In March, 1916, Brazil was seizing German ships because she could not collect a trifle of about £4,000,000 owing to her for coffee by the Fatherland.
Cotton.—In the three years before the war England exported an average of 7,808 tons of unspun cotton to Holland, but in 1915 she sent no less than 22,856 tons. Germany, which exported an average of 33,975 tons before the war, actually imported from Holland direct in 1915 no less than 38,750 tons.
The Commercial Treaty of the Rhine, cunningly made by the clever Teutons before war was declared, prevented the Dutch from even examining any cargoes which were thereunder arranged for direct shipment into Germany; whilst from the very first the workings of the much-boasted arrangement made by our Foreign Office with the Netherlands Overseas Trust piled up evidence, week by week and month by month, that our so-called blockade was an absolute farce.

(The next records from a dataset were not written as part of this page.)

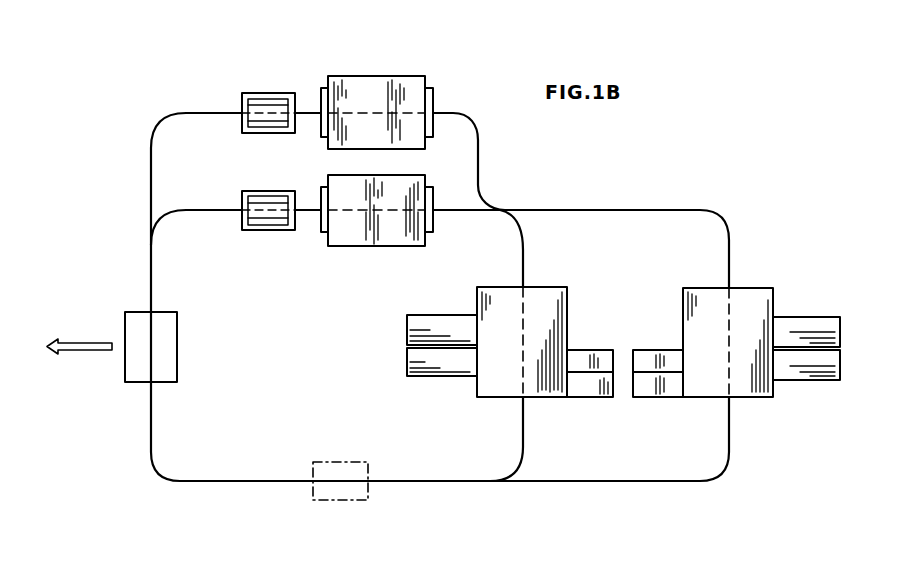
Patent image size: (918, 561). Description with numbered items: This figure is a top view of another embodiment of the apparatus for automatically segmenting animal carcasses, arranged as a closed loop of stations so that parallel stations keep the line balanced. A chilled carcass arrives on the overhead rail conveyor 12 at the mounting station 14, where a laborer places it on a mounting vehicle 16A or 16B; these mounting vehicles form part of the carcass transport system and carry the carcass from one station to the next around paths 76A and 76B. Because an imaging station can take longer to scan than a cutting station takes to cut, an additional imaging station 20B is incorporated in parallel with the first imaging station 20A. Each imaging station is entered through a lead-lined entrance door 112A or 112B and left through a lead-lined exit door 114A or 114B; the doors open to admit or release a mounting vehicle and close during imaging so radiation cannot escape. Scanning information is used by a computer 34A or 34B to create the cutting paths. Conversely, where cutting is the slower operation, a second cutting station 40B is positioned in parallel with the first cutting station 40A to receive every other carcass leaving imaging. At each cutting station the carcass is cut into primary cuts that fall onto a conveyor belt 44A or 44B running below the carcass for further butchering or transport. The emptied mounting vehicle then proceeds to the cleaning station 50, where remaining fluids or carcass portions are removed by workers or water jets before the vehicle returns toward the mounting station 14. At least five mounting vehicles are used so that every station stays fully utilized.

The rail conveyor 12 is at (83, 340).
The mounting station 14 is at (130, 383).
The mounting vehicle 16A is at (246, 232).
The mounting vehicle 16B is at (268, 93).
The first imaging station 20A is at (387, 246).
The additional imaging station 20B is at (393, 83).
The entrance door 112A is at (323, 234).
The entrance door 112B is at (329, 78).
The exit door 114A is at (433, 222).
The exit door 114B is at (433, 100).
The optical loop path 76A is at (208, 209).
The optical loop path 76B is at (151, 193).
The first cutting station 40A is at (500, 393).
The second cutting station 40B is at (758, 295).
The computer 34A is at (592, 350).
The computer 34B is at (657, 350).
The conveyor belt 44A is at (433, 376).
The conveyor belt 44B is at (828, 317).
The cleaning station 50 is at (343, 500).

In the famous "Kim" case before the Prize Court, the President, Sir Samuel Evans, made the law quite clear. Figures were placed before the Court to show that the average monthly quantities of lard exported from the United States to all Scandinavia in October and November, 1913, was 427,428 lbs. Within three months of the outbreak of war one company was shipping to Copenhagen alone considerably over twenty times that quantity in three weeks.
When it might have been thought that the public had forgotten this complete and overwhelming evidence, Lord Emmott, speaking on behalf of the Government, told the House of Lords that "an abnormal supply to a country is not sufficient reason to stop a cargo." Here was a Government spokesman absolutely contradicting the Prize Court Judge—another unwarrantable interference with the rights of Democracy.

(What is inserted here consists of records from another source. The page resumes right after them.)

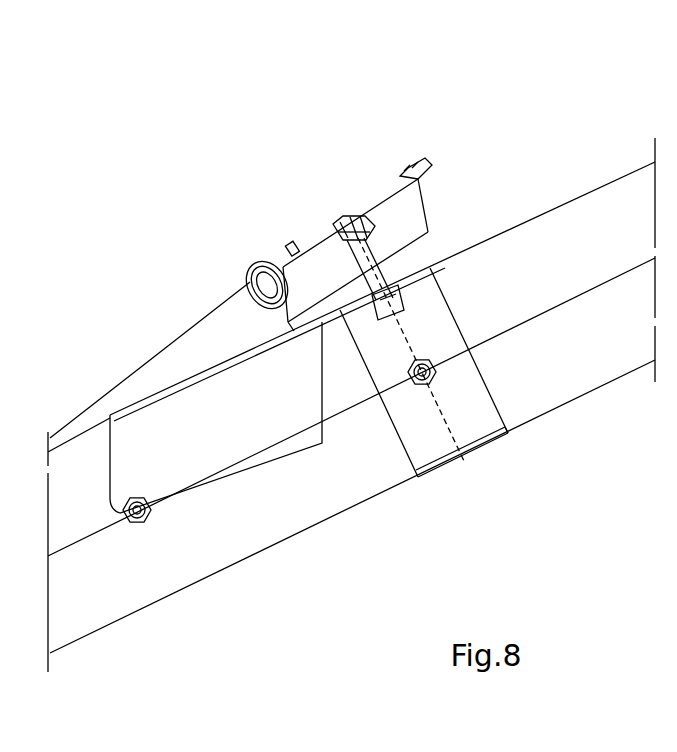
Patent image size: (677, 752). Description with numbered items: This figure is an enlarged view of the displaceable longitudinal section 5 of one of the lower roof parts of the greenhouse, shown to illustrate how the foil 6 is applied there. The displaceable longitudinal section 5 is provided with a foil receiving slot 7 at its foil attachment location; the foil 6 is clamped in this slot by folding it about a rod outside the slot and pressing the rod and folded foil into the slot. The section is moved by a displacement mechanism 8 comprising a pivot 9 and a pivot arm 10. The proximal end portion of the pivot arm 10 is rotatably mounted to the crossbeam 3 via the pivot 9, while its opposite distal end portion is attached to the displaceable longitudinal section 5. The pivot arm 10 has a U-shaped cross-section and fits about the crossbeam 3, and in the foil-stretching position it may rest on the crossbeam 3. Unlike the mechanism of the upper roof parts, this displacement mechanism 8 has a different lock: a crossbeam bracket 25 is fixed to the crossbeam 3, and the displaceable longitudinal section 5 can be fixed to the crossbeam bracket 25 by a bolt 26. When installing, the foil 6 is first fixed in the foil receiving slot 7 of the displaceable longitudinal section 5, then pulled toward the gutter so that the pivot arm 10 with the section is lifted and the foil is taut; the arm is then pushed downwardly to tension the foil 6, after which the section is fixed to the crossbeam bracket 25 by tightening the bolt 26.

The crossbeam 3 is at (355, 482).
The displaceable longitudinal section 5 is at (315, 242).
The foil 6 is at (143, 363).
The foil receiving slot 7 is at (262, 277).
The displacement mechanism 8 is at (266, 474).
The pivot 9 is at (140, 524).
The pivot arm 10 is at (200, 487).
The crossbeam bracket 25 is at (472, 432).
The bolt 26 is at (398, 248).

On February 22nd and 23rd, 1916, the House of Lords debated an important motion ably advocated by Lord Sydenham.
"That in conformity with the principle of international law and the legitimate rights of neutrals, more effective use could be made of the Allied Fleets in preventing supplies, directly conducing to the prolongation of the war, from reaching the enemy."

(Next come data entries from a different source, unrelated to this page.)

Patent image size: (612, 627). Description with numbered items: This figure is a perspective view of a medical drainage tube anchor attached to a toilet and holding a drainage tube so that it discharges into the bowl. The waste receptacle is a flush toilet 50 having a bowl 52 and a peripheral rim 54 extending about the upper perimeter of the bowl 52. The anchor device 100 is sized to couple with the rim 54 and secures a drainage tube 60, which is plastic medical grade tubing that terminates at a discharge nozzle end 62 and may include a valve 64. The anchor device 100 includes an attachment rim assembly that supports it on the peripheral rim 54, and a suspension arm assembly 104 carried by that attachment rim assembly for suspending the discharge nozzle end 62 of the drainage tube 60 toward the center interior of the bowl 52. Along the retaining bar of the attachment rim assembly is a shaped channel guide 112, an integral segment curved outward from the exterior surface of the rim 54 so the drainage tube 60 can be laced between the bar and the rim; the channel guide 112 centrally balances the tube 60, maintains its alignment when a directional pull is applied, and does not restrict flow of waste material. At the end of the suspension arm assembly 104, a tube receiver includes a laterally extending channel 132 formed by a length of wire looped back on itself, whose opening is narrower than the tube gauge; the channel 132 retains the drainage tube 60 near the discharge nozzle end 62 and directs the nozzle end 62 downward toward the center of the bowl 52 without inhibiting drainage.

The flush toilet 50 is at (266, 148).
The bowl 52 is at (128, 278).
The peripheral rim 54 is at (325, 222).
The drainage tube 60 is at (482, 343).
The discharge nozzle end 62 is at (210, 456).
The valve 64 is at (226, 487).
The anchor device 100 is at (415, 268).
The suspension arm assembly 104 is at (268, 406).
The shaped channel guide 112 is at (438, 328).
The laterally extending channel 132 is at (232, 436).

Lord Lansdowne, Lord Emmott and the Marquis of Crewe spoke in defence of the Government, but they brought forward no direct proof to upset the alarming statistics which had been quoted against them. Some figures, however, were given to show that during the last past month a greater activity had been caused, in consequence of which there had been some diminution of imports to Germany; whilst it was further promised that as an attempt to concentrate the general supervision of the War Trades Committee the work should be placed in the hands of one Minister, Lord Robert Cecil, who would be given Cabinet rank.
That Lord Robert Cecil is a man of great ability no one doubts. The stock he springs from is pedigree so far as politics are concerned, but he is a lawyer. For many years past this country has suffered greatly from a glut of lawyer politicians, particularly in the unwieldy Cabinet of twenty-three members. The nation remembered only too well how this noble lord had fought so strenuously and so persistently against cotton being made contraband. His appointment therefore to this post of vital importance, which could influence, affect and control the duration of the war to such a great extent, was strongly objected to by the public at large. Neither the act nor the man carried an iota of confidence.